Europe’s fate hangs—more than it should—on Italy’s February 24 election. So does the stability of global financial markets.
If the vote goes the wrong way, toward former Prime Minister Silvio Berlusconi’s People of Freedom Party or the antiestablishment Five Star Movement, the strains on Europe’s common currency will stretch to the breaking point and the odds of financial panic will rise on both sides of the Atlantic. Such a result will also raise the risks of a prolonged recession, both in Italy and in Europe generally.
Right now, the polls and the electoral maneuvering point to an acceptable, if not an especially encouraging election outcome, one that could avoid the worst of these risks. But, as ever with politics, most especially Italian politics, matters are far from certain.
At issue in this vote is Italy’s willingness to cooperate with the rest of Europe. During the last 13 months, Prime Minister Mario Monti has accepted as necessary the budget austerity demanded by Germany and the Eurozone in return for financial support. If the election brings in a government that rejects such cooperation, Italy would almost certainly lose the support of the European Stability Mechanism as well as that of the International Monetary Fund (IMF). With these monies withdrawn, Italian borrowing costs would rise immediately, so quickly, in all likelihood, and so high, that in short order the government in Rome would find itself unable to finance its own operations.

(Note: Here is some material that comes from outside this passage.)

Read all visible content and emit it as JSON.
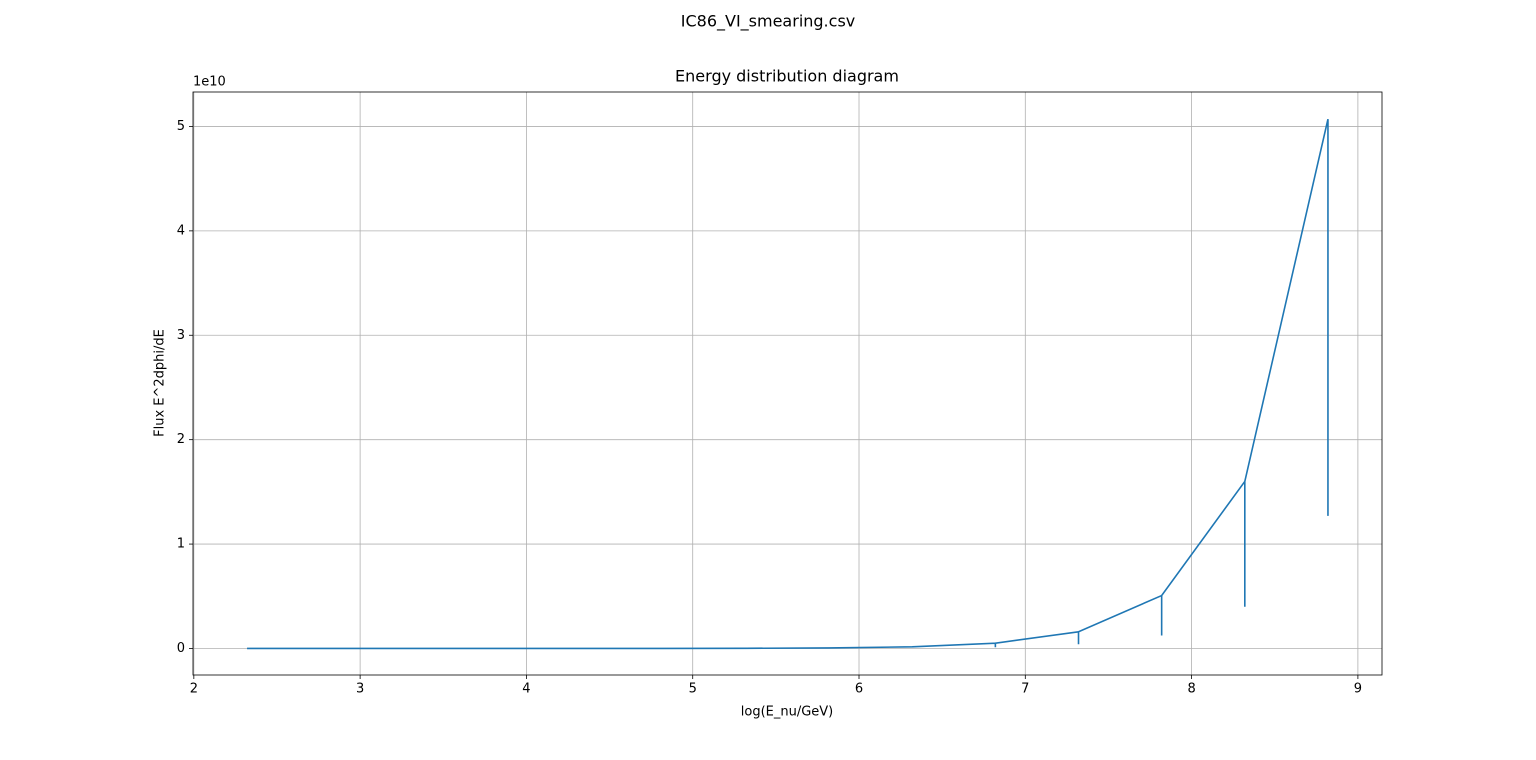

The resulting default would likely force Italy out of the common currency. Worse, it would drive investors away from the bonds of other nations in Europe’s beleaguered periphery, forcing up their borrowing costs and possibly driving them into default, however otherwise committed they might have been to cooperation and austerity. Such a chain reaction of failures could destroy the euro and precipitate a financial panic that would strain the resources of any government or central bank, in Europe, America and possibly further afield.
Also hanging on this vote is Italy’s recent, important embrace of progrowth, structural reform. Faced with the need for austerity, Monti turned to such reforms as the only way to promote growth without burdening the national budget. In the absence of such a strategy, Monti quite reasonably saw the real possibility of a vicious economic cycle, one in which otherwise essential budget restraint deepens recessions, widens budget deficits, and elicits still more austerity that creates still deeper recessions. Accordingly, he led Rome’s parliament to liberalize the nation’s regulatory structures to improve business efficiency, dynamism and competitiveness.

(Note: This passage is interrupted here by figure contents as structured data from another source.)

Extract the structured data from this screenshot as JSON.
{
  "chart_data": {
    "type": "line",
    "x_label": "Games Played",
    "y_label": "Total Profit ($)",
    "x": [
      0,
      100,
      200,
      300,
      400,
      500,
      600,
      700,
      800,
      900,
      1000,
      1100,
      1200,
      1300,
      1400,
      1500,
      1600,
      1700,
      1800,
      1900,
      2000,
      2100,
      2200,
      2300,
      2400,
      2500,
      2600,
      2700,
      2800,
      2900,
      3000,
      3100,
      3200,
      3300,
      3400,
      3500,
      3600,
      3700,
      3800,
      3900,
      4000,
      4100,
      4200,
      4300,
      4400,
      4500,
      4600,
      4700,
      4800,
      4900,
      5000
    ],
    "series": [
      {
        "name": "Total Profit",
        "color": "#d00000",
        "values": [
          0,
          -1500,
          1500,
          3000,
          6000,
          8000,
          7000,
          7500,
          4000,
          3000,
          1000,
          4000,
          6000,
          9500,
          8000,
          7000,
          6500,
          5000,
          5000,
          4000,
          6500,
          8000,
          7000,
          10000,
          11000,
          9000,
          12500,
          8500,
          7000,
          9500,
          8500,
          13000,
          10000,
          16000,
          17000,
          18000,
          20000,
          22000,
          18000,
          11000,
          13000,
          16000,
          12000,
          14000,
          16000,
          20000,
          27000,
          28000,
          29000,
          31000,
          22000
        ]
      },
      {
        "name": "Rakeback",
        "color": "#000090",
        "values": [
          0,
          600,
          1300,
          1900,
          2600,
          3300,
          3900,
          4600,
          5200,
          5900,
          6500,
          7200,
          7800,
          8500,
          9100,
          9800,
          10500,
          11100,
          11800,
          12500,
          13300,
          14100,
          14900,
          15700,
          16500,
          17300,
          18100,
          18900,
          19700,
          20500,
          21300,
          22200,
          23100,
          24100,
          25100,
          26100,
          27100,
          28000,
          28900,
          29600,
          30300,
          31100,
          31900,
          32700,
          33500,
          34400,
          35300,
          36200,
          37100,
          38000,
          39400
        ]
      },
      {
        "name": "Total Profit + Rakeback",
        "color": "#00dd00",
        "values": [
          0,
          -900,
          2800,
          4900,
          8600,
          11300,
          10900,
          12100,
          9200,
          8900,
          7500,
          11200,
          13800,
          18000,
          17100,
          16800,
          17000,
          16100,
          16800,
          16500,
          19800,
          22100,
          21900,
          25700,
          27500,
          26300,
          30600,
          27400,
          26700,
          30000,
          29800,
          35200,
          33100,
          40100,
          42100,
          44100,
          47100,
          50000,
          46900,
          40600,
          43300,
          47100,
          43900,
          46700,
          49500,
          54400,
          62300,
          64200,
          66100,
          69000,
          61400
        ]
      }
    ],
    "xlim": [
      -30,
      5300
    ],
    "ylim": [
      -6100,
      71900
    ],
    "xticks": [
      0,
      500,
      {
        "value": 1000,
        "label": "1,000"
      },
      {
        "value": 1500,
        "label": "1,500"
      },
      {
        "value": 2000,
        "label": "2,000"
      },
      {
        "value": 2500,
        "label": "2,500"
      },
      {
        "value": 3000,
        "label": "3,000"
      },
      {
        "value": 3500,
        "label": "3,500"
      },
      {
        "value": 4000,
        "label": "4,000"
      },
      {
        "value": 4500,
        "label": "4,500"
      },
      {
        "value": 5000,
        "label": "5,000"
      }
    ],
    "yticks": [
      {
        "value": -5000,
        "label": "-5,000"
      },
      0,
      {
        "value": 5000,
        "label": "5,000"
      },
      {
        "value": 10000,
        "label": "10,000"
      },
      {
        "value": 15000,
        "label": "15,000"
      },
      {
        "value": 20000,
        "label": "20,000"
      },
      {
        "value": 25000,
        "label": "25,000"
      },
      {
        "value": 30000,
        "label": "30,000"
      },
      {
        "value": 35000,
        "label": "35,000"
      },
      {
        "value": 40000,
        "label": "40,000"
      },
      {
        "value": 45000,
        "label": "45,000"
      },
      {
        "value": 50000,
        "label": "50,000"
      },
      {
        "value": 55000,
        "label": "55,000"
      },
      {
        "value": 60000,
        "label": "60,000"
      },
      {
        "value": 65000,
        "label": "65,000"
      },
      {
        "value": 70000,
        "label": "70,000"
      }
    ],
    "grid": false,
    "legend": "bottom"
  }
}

In particular, Italy has altered its once highly restrictive labor laws to make it easier and less costly for firms to hire and fire workers, set work rules, and negotiate with unions locally instead of only on a national basis. Such efforts will, admittedly, generate growth only gradually, but in these circumstances, the approach is all the country has available to moderate the ill effects of otherwise essential budget austerity.
If the February election shuts down the reforms, Italy would suffer still more recessionary pressure. Since Italy’s promotion of such liberalizing reform has served as a guide for the rest of Europe’s periphery, backsliding by Rome could easily have an unfortunate echo elsewhere.
Current polls suggest that the vote will save Monti’s efforts on both European cooperation and structural reform. Italy’s Democratic Party supports them, and it currently leads in the polls, with almost 38 percent of the indicated vote. Though described as left-leaning and led by an ex-Communist, Pier Luigi Bersani, the Democrats nonetheless have vowed very publicly to stick to the austerity program. Bersani has said that he would keep Monti’s pension cuts and tax increases in place. He has even embraced the proposal, put forward by German Finance Minister Wolfgang Schäuble, to institute a “currency commission” that would govern the budgets of nations participating in the common currency. Equally important, Bersani has vowed to keep Monti’s more liberal regulatory and labor laws intact, claiming credibility in such a commitment by pointing out how in the late 2000s he, as minister of economic development, worked to advance pro-competition measures.
This strong support no doubt contributed to Monti’s decision late last December to abandon political neutrality and seek office. Of course, Monti has no party of his own. He was appointed. But there is talk of a centrist group forming around him. Franco Frattini, former foreign minister under the old Berlusconi government, has endorsed such an effort. Support has begun to emerge from the centrist UDC Party and a centrist civic group launched by Luca Cordero di Montezemolo, entrepreneur and head of Ferrari.
Support of this kind could help defeat Berlusconi’s People of Freedom Party, whose attacks on Monti precipitated this election. Berlusconi’s party is already trailing in the polls, with only 18 percent of the electorate. Even the rumored alliance with the Northern League would gain him only 4 percent more of the electorate.
Perhaps even more importantly, postelection support of this kind in Italy’s Senate (where Monti is already a member for life) could help a victorious Bersani in the lower house stay the course. In particular, it could help him resist pressure from his own party’s left wing to unwind Monti’s structural reforms, especially from the trade unions and his likely coalition partner, the Left, Ecology and Freedom Party.